Even though this interactive sandfluidbox is as simple as it gets everyone who has ever played around with falling sand games in the vein of powder toy will know how fun such contained physical models can be. Starting from the LBM code developed during this article it is but a small step to add mouse-based interaction. In fact the most complex step is transforming the on-screen mouse coordinates into lattice space to identify the nodes where density has to be added during collision equilibration. The actual external intervention into our lattice state is trivial:

float getExternalPressureInflux(uint x, uint y) {
    if ( mouseState == 1 && norm(vec2(x,y) - mousePos) < 4 ) {
        return 1.5;
    } else {
        return 0.0;

/* [...] */

void main() {
    const uint x = gl_GlobalInvocationID.x;
    const uint y = gl_GlobalInvocationID.y;

    const float d = max(getExternalPressureInflux(x,y), density(x,y));
    const vec2  v = velocity(x,y,d);


    for ( int i = -1; i <= 1; ++i ) {
        for ( int j = -1; j <= 1; ++j ) {
                get(x,y,i,j) + omega * (equilibrium(d,v,i,j) - get(x,y,i,j))

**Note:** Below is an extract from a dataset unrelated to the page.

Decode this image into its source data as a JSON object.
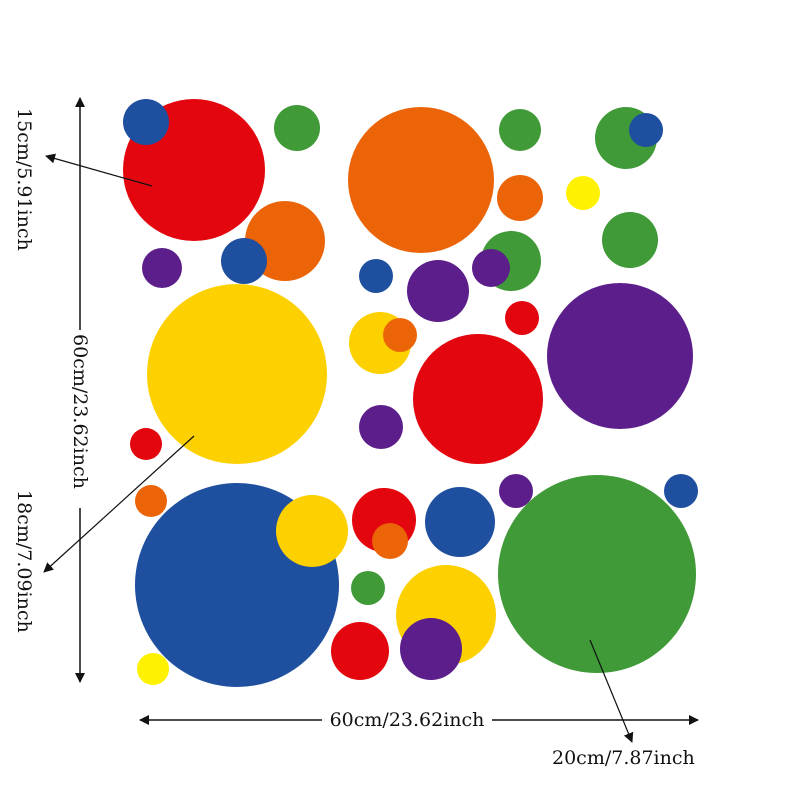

As usual the full project summarized in this article is available on cgit. Lattice Boltzmann Methods are a very interesting approach to modelling fluids on a computer and I hope that the initial theory-heavy section did not completely hide how compact the actual implementation is compared to the generated results. Especially if one doesn’t care for accuracy compared to reality it is very easy to write basic LBM codes and play around in the supremely entertaining field of computational fluid dynamics. Should you be looking for a more serious framework that is actually usable for productive simulations do not hesitate to check out OpenLB, Palabos or waLBerla.

  1. i.e. I’ve now been a student employee of the Lattice Boltzmann Research Group for two years where I contribute to the open source LBM framework OpenLB. Back in 2017 I was granted the opportunity to attend the LBM Spring School in Tunisia. In addition to that I am currently writing my bachelor’s thesis on grid refinement in LBM using OpenLB.

  2. e.g. boltzbub, compustream, this article.

  3. Of course the Lattice Boltzmann Method works equally well in three dimensions.

  4. Dimensionless ratio of inertial compared to viscous forces. The Reynolds number is essential for linking the lattice-based simulation to physical models. LBM simulations tend to be harder to control the higher the Reynolds number - i.e. the more liquid and thus turbulent the fluid becomes. For further details see e.g. Chapter 7 Non-dimensionalisation and Choice of Simulation Parameters of the book linked right below.

  5. If you want to know more about all the gritty details I can recommend The Lattice Boltzmann Method: Principles and Practice by Krüger et al.

  6. e.g. laying out the memory to suit the GPU’s cache structure, optimizing instruction sequence and so on

  7. i.e. the code runs without causing any mentionable GPU load as reported by the handy nvtop performance monitor

  8. See On NixOS, GPU programming and other assorted topics.

  9. See main.cc as a starting point for diving into the code.